Defunct video streaming service

Hitbox was a live-streaming esports video game website launched in October 2013. It was a competitor to Twitch. It was acquired by Azubu, and then became Smashcast.

== History ==
Hitbox was launched in October 2013 by co-founders Martin Klimscha and Igor Karabaš. In November 2015, the platform secured a $4,000,000 Series A funding round led by equity platform SeedInvest, alongside video game publisher Wargaming and media investment firm North Base Media. Following this investment, Hitbox announced infrastructure plans focused on expanding its platform capabilities and reducing stream latency to compete directly with Amazon's Twitch.

During its active operational phase, the platform sought to capitalize on structural adjustments within the streaming ecosystem.
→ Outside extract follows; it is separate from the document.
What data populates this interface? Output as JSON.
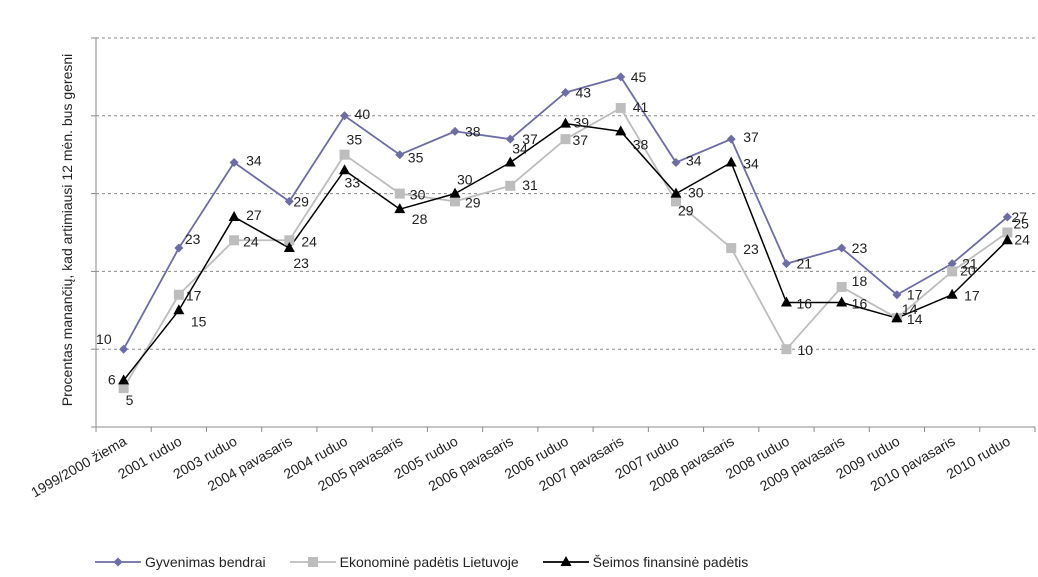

In 2014, Hitbox actively positioned itself to attract broadcasters who were dissatisfied with Twitch's implementation of stricter copyright enforcement policies and automated audio muting on archived video on demand (VOD) content.
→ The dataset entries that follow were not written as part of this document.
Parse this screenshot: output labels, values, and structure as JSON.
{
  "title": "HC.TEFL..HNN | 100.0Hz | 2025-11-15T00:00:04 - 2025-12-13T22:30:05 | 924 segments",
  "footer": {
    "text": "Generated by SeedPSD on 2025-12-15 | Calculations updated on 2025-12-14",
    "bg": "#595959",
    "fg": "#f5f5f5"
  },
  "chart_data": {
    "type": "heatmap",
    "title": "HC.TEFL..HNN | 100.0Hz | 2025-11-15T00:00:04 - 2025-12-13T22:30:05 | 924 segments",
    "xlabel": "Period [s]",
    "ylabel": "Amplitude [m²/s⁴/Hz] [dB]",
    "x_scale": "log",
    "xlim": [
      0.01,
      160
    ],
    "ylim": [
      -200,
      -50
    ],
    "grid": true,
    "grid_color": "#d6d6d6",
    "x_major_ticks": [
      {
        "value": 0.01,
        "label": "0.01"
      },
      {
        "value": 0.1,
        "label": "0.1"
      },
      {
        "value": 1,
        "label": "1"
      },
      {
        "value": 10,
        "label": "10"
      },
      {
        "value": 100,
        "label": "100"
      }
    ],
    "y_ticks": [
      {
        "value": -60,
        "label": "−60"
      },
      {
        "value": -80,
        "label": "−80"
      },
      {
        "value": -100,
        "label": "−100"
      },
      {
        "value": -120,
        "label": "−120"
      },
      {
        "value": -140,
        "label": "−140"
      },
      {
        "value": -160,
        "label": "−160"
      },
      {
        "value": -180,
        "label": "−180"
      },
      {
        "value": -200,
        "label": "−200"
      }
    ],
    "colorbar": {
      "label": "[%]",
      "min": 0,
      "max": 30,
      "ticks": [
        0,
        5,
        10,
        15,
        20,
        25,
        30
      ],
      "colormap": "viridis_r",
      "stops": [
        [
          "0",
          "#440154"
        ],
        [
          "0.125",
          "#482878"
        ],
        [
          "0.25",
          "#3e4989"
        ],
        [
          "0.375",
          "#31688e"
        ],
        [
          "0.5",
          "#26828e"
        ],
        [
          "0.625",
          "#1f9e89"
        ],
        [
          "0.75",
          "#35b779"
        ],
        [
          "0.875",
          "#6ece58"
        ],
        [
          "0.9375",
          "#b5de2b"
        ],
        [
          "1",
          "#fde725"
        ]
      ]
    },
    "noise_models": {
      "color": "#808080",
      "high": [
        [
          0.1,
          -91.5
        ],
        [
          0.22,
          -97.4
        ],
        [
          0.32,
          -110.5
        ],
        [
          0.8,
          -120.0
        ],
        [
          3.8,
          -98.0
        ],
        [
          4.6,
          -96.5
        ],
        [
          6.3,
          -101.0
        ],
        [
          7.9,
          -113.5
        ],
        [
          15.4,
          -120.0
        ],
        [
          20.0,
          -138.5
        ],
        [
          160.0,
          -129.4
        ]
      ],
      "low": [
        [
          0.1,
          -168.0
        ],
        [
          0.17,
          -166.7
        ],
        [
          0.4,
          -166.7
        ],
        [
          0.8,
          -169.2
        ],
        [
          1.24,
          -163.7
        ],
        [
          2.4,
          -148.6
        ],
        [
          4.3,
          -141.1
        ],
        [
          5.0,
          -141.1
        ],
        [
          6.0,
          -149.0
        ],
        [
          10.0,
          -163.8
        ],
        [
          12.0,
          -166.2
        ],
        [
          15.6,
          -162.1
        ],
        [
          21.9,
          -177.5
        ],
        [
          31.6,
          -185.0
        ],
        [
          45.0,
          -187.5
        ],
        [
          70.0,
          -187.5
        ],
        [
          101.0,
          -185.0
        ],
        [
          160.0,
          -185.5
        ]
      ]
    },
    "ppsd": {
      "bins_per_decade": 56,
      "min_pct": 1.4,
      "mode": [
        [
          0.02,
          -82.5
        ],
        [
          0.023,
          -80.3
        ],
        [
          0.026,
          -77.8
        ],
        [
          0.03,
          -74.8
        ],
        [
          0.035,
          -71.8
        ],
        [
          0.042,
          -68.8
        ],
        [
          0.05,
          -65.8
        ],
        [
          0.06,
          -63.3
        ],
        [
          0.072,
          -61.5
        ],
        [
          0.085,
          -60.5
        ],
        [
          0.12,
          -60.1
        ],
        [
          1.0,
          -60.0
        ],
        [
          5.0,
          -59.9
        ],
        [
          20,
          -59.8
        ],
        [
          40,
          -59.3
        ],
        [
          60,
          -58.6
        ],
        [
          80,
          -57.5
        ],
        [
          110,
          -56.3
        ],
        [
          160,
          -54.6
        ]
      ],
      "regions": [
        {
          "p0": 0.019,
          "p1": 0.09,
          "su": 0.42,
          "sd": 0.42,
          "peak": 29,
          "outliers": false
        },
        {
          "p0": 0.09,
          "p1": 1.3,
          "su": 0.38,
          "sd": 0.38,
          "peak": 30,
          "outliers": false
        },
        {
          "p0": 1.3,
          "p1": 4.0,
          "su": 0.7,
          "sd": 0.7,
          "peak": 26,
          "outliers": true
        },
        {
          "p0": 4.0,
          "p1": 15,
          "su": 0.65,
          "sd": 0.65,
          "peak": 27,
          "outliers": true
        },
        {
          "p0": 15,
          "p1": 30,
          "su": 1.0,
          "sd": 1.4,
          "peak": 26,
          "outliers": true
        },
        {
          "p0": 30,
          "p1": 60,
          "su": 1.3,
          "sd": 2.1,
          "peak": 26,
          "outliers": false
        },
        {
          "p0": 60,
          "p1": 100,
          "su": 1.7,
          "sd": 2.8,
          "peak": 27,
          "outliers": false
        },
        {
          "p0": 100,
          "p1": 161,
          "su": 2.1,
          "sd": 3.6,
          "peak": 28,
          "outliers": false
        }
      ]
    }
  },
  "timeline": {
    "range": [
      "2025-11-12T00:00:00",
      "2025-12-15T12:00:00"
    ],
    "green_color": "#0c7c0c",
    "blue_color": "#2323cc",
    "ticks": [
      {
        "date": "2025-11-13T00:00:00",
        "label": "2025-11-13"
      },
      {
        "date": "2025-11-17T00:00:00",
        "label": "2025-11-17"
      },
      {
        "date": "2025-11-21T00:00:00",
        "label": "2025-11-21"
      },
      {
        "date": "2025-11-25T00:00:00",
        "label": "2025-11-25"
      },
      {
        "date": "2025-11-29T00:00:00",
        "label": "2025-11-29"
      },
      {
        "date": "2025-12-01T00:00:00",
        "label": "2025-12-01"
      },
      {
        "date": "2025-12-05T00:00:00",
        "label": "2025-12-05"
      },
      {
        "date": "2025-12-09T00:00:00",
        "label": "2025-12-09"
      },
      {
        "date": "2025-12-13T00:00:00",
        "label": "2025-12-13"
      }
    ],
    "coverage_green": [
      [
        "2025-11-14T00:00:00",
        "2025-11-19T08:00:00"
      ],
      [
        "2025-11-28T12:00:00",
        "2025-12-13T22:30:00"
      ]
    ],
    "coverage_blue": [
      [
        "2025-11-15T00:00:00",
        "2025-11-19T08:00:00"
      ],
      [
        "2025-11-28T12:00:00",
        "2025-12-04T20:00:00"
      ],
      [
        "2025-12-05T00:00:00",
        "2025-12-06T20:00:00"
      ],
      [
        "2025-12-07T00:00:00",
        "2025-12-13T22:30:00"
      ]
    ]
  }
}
In April 2016, Hitbox expanded its market footprint by signing a two-year commercial broadcasting agreement with prominent competitive esports organizations, including ESL, DreamHack, and Wargaming, marking a distinct departure from their previous exclusive distribution arrangements with Twitch. At its peak development, the service reported approximately 6 million monthly active users and completed a technical transition from a legacy Adobe Flash Player model to a native HTML5 media framework in March 2016. Mobile and desktop software applications for Hitbox were released across Windows, Android, and iOS platforms.

On January 10, 2017, Hitbox announced that the company had been acquired by rival streaming enterprise Azubu. The platform officially ceased independent operations on May 5, 2017, with all domain traffic permanently redirecting to Smashcast, a newly unified streaming property managed by a combined team of Hitbox and Azubu staff.